Kegemukan atau obesitas menjadi epidemi global di tengah gaya hidup masyarakat modern. Penumpukan lemak berlebihan ini menempatkan penderitanya pada risiko lebih tinggi mengalami berbagai penyakit antara lain penyakit jantung, stroke, diabetes melitus, jenis kanker tertentu, dan Covid-19.

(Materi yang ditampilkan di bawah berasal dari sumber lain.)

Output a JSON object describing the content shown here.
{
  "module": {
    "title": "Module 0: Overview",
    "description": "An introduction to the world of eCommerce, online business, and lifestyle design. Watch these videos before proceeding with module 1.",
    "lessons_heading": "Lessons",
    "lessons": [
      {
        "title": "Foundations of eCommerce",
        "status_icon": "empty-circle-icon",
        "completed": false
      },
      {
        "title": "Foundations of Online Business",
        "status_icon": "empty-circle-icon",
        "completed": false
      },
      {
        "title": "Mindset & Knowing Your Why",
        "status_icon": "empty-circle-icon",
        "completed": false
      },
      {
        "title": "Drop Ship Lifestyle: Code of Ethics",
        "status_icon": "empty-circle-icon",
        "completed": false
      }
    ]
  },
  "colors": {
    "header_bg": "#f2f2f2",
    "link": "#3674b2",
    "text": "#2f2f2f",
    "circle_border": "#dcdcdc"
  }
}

Menurut Organisasi Kesehatan Dunia (WHO), dalam laman resminya, obesitas merupakan penumpukan lemak berlebihan akibat ketidakseimbangan antara asupan energi dengan energi dalam waktu lama. Indeks massa tubuh (BMI) lebih dari 25 dianggap kelebihan berat badan, dan lebih dari 30 disebut obesitas.
Lebih dari 1,9 miliar orang dewasa atau berusia di atas 18 tahun mengalami kelebihan berat badan, dan 650 juta orang di antaranya mengalami obesitas pada tahun 2016. Sekitar 4 juta orang meninggal dunia tiap tahun terkait obesitas pada tahun 2017. Sementara 39 juta anak berusia di bawah 5 tahun mengalami obesitas pada 2020.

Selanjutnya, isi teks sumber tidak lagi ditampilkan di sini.